What is baudline?
Mystery Signal
Mystery Signal of the Month   Sep 27 2000
We've got signal, but what the heck is it?
That's your mission.  Analyze this bébé.

mystery spectrogram                                                                                                                                                          

download the audio file 1.wav.gz

hints :

  • Setup baudline to be a Netscape helper application as described in the FAQ.
  • Ignore the 60 Hz AC power leakage and its harmonics (120 Hz, 180 Hz).
  • Turn on the 60 Hz notch filter in the play deck.
  • Try playing the mystery signal at different speeds, slow it down or drop it an octave.
  • Measure the harmonic relationships, what are the fundamentals?

What is it?

No, it's not a boomer out of Murmansk.  It is a very big airplane with twin screws.

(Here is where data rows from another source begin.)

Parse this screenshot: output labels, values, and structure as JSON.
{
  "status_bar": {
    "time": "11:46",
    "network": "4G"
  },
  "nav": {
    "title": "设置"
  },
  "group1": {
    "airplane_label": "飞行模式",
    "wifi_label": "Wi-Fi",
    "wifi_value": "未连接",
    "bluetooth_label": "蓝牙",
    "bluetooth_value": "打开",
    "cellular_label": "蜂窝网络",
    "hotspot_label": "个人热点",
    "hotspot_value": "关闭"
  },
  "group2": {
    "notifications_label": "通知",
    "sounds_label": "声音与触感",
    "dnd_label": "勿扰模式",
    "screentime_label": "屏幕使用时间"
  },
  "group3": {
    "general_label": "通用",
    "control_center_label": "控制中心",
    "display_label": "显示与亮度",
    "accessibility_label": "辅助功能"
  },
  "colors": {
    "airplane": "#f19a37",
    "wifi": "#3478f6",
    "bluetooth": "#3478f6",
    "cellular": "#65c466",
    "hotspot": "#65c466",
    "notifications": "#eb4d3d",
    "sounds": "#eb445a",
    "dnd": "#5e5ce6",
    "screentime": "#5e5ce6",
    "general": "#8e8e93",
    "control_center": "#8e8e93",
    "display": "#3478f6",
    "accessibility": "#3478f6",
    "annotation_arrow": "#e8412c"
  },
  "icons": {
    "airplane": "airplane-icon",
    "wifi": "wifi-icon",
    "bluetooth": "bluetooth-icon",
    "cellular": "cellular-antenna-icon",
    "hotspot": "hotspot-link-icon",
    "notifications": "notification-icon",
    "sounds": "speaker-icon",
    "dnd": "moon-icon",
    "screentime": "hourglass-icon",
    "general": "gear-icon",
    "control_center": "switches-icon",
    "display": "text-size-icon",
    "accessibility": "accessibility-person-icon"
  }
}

This plane was on its landing approach flying very low and slow as it passed overhead.  The spinning propellers cutting through the air are the cause of the rich harmonics, and the decreasing frequency is explained by Doppler shift.  The fundamental drops in frequency from about 19 Hz to 11 Hz with the true fundamental being somewhere in the middle.  Having only the 4th and higher harmonics being audible is very characteristic of large propeller driven planes.  The fundamental frequency is strangely low for an airplane but it could be due to the throttling down and scrubbing off of excess speed. 

The two pairs of close tone lines are caused the two propellers (twin screws) spinning at slightly different speeds.  From the 80 to the 60 second mark the pilot slowly lowers the throttle which explains the brief decreasing exponential curve shape to the harmonics.  At this point something really bizarre happens; the twin screws "criss and cross" several times which  means the relationship between their rotational speeds is changing from positive to negative back to positive several times.  The twisting and intertwining of the twin screws could of been due to the changing air/fuel mixture, a drastically changing engine load, air turbulence, or a number of other things. Typically dual turbo-prop planes don't have the twin screw harmonics signature seen here.  This is because the pilots sync the speeds of both engines in order to prevent annoying frequency beating.